EuGH: Kunden müssen bei einer Anhebung der Strom- und Gaspreise vorzeitig informiert werden

Der Europäische Gerichtshof hat in Luxemburg entschieden, dass die Preiserhöhungen (ohne Vorankündigung) der Strom- und Gasversorger in Deutschland in den Jahren zwischen 2005 und 2008 gegen die EU-Richtlinien verstoßen haben. Nach Urteil des Europäischen Gerichtshofs müssen die Kunden von Ihren Versorgern in Deutschland frühzeitiger, genauer und detaillierter informiert werden.

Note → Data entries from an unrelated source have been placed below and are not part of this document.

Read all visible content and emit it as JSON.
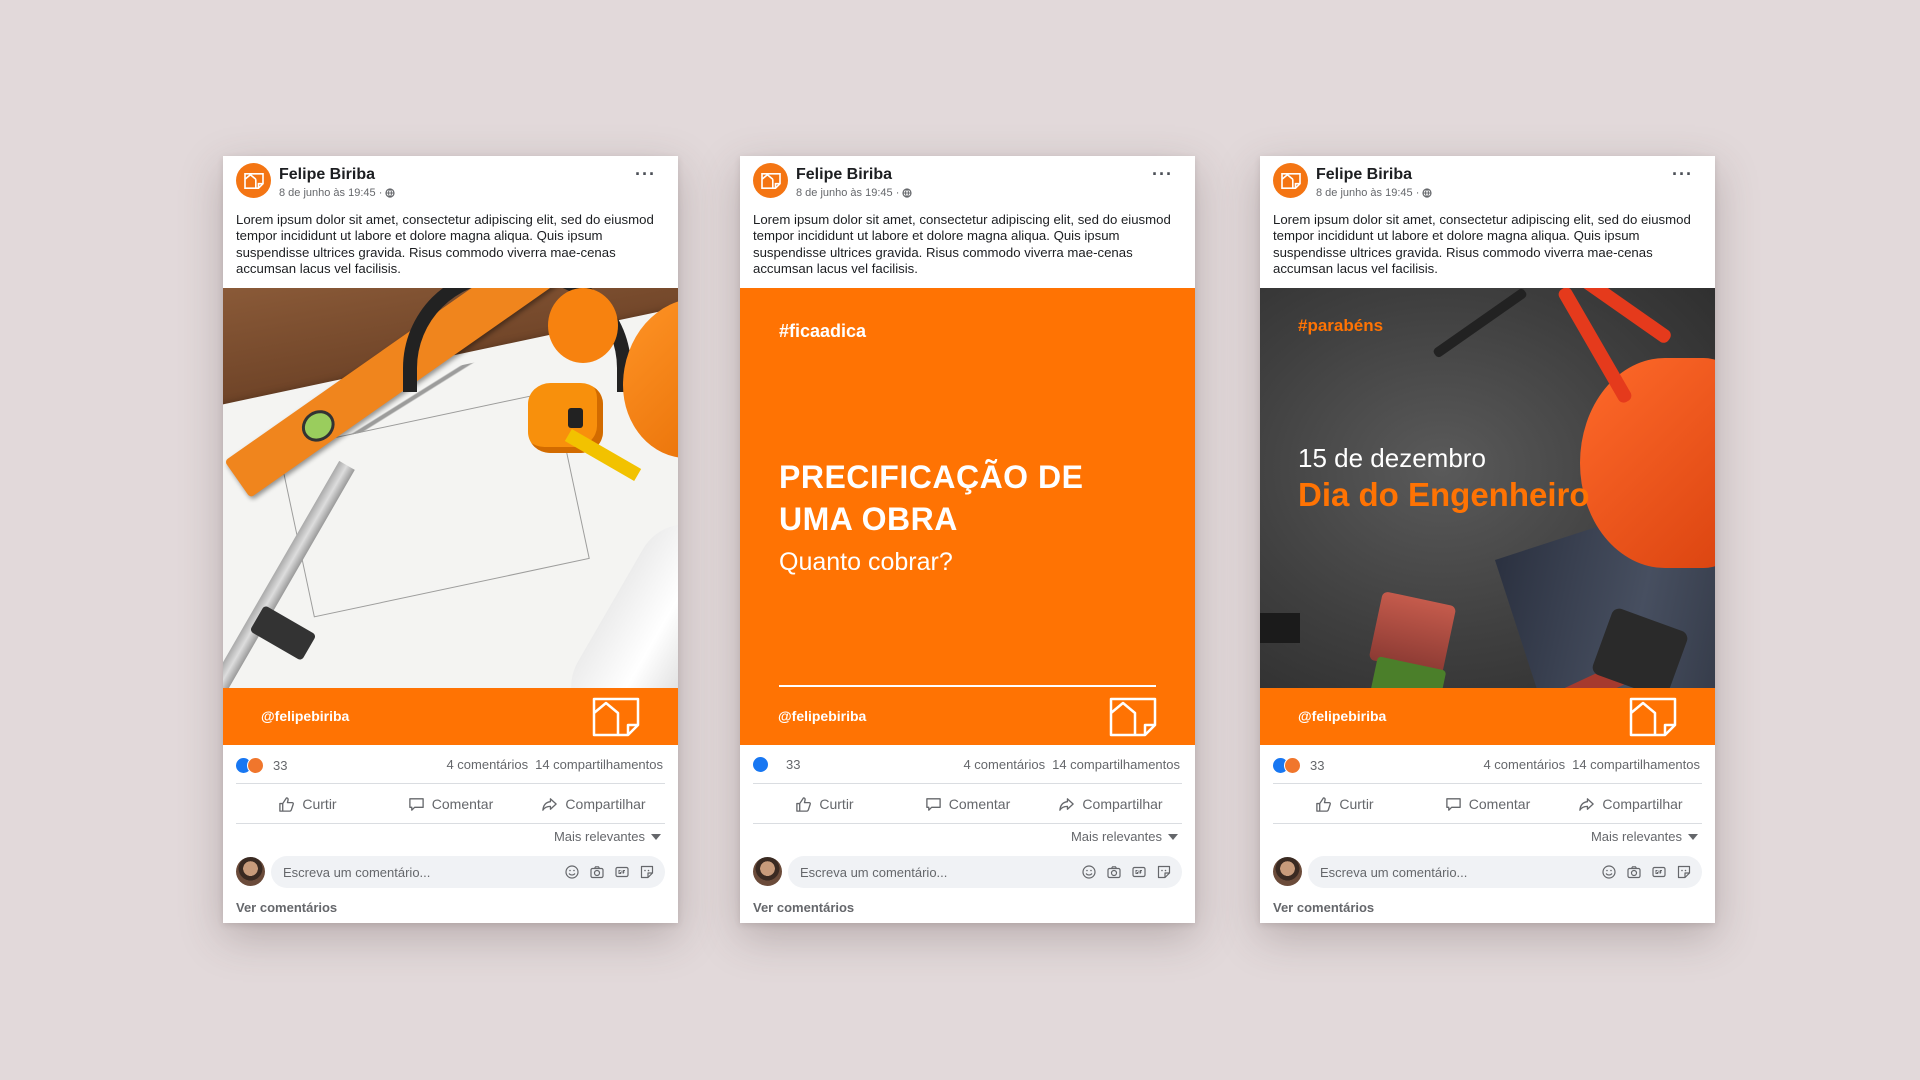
{
  "colors": {
    "brand_orange": "#ff7303",
    "background": "#e2d9da",
    "like_blue": "#1877f2"
  },
  "posts": [
    {
      "author": "Felipe Biriba",
      "timestamp": "8 de junho às 19:45 ·",
      "text": "Lorem ipsum dolor sit amet, consectetur adipiscing elit, sed do eiusmod tempor incididunt ut labore et dolore magna aliqua. Quis ipsum suspendisse ultrices gravida. Risus commodo viverra mae-cenas accumsan lacus vel facilisis.",
      "handle": "@felipebiriba",
      "reaction_count": "33",
      "comments": "4 comentários",
      "shares": "14 compartilhamentos"
    },
    {
      "author": "Felipe Biriba",
      "timestamp": "8 de junho às 19:45 ·",
      "text": "Lorem ipsum dolor sit amet, consectetur adipiscing elit, sed do eiusmod tempor incididunt ut labore et dolore magna aliqua. Quis ipsum suspendisse ultrices gravida. Risus commodo viverra mae-cenas accumsan lacus vel facilisis.",
      "handle": "@felipebiriba",
      "reaction_count": "33",
      "comments": "4 comentários",
      "shares": "14 compartilhamentos",
      "graphic": {
        "tag": "#ficaadica",
        "title_line1": "PRECIFICAÇÃO DE",
        "title_line2": "UMA OBRA",
        "subtitle": "Quanto cobrar?"
      }
    },
    {
      "author": "Felipe Biriba",
      "timestamp": "8 de junho às 19:45 ·",
      "text": "Lorem ipsum dolor sit amet, consectetur adipiscing elit, sed do eiusmod tempor incididunt ut labore et dolore magna aliqua. Quis ipsum suspendisse ultrices gravida. Risus commodo viverra mae-cenas accumsan lacus vel facilisis.",
      "handle": "@felipebiriba",
      "reaction_count": "33",
      "comments": "4 comentários",
      "shares": "14 compartilhamentos",
      "graphic": {
        "tag": "#parabéns",
        "date": "15 de dezembro",
        "title": "Dia do Engenheiro"
      }
    }
  ],
  "actions": {
    "like": "Curtir",
    "comment": "Comentar",
    "share": "Compartilhar"
  },
  "sort_label": "Mais relevantes",
  "comment_placeholder": "Escreva um comentário...",
  "view_comments": "Ver comentários",
  "icons": {
    "more": "more-options-icon",
    "globe": "globe-icon",
    "like": "thumbs-up-icon",
    "comment": "speech-bubble-icon",
    "share": "share-arrow-icon",
    "emoji": "emoji-icon",
    "camera": "camera-icon",
    "gif": "gif-icon",
    "sticker": "sticker-icon",
    "brand": "house-blueprint-logo-icon"
  }
}
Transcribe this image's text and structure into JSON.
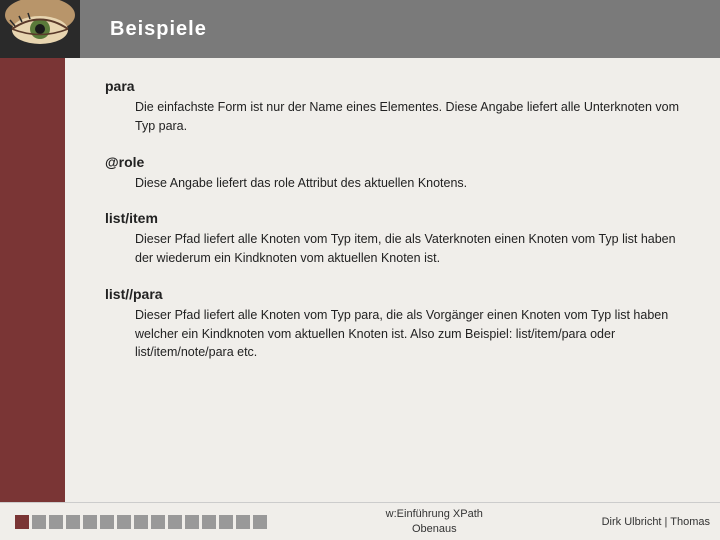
{
  "header": {
    "title": "Beispiele"
  },
  "sections": [
    {
      "id": "para",
      "title": "para",
      "body": "Die einfachste Form ist nur der Name eines Elementes. Diese Angabe liefert alle Unterknoten vom Typ para."
    },
    {
      "id": "role",
      "title": "@role",
      "body": "Diese Angabe liefert das role Attribut des aktuellen Knotens."
    },
    {
      "id": "list-item",
      "title": "list/item",
      "body": "Dieser Pfad liefert alle Knoten vom Typ item, die als Vaterknoten einen Knoten vom Typ list haben der wiederum ein Kindknoten vom aktuellen Knoten ist."
    },
    {
      "id": "list-para",
      "title": "list//para",
      "body": "Dieser Pfad liefert alle Knoten vom Typ para, die als Vorgänger einen Knoten vom Typ list haben welcher ein Kindknoten vom aktuellen Knoten ist. Also zum Beispiel: list/item/para oder list/item/note/para etc."
    }
  ],
  "footer": {
    "center_line1": "w:Einführung XPath",
    "center_line2": "Obenaus",
    "right": "Dirk Ulbricht | Thomas"
  },
  "squares": {
    "dark": 1,
    "light": 14
  }
}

Einige der Kunden können jetzt Geld von den jeweiligen Strom- und Gasanbietern zurück verlangen. Bezüglich der Jahre zwischen 2005 und 2008 konnten die Versorgungsbetriebe nach den damaligen Bestimmungen Strom- und Gaspreise teilweise ändern. Bei einer Preiserhöhung mussten zu dieser Zeit keine Gründe angegeben werden. Von diesen Preisänderungen waren langjährige Tarifkunden mit einem geringen Strom- oder Gasverbrauch betroffen. Den Tarifkunden stand lediglich im Nachhinein ein Kündigungsrecht zu. Der Europäische Gerichtshof teilt mit, dass ein Kündigungsrecht im Nachhinein nicht ausreichend sei. Während den Gerichtsverhandlungen verweist der EuGH auf zwei Rechtsstreitigkeiten aus den Jahren 2005 bis 2008 mit denen der Bundesgerichtshof (Karlsruhe) derzeit beschäftigt ist. Das EuGH fordert neben dem Kündigungsrecht mehr Transparenz. Den Kunden soll es möglich sein, gegen Preiserhöhungen von Strom- und Gasversorgern zu klagen.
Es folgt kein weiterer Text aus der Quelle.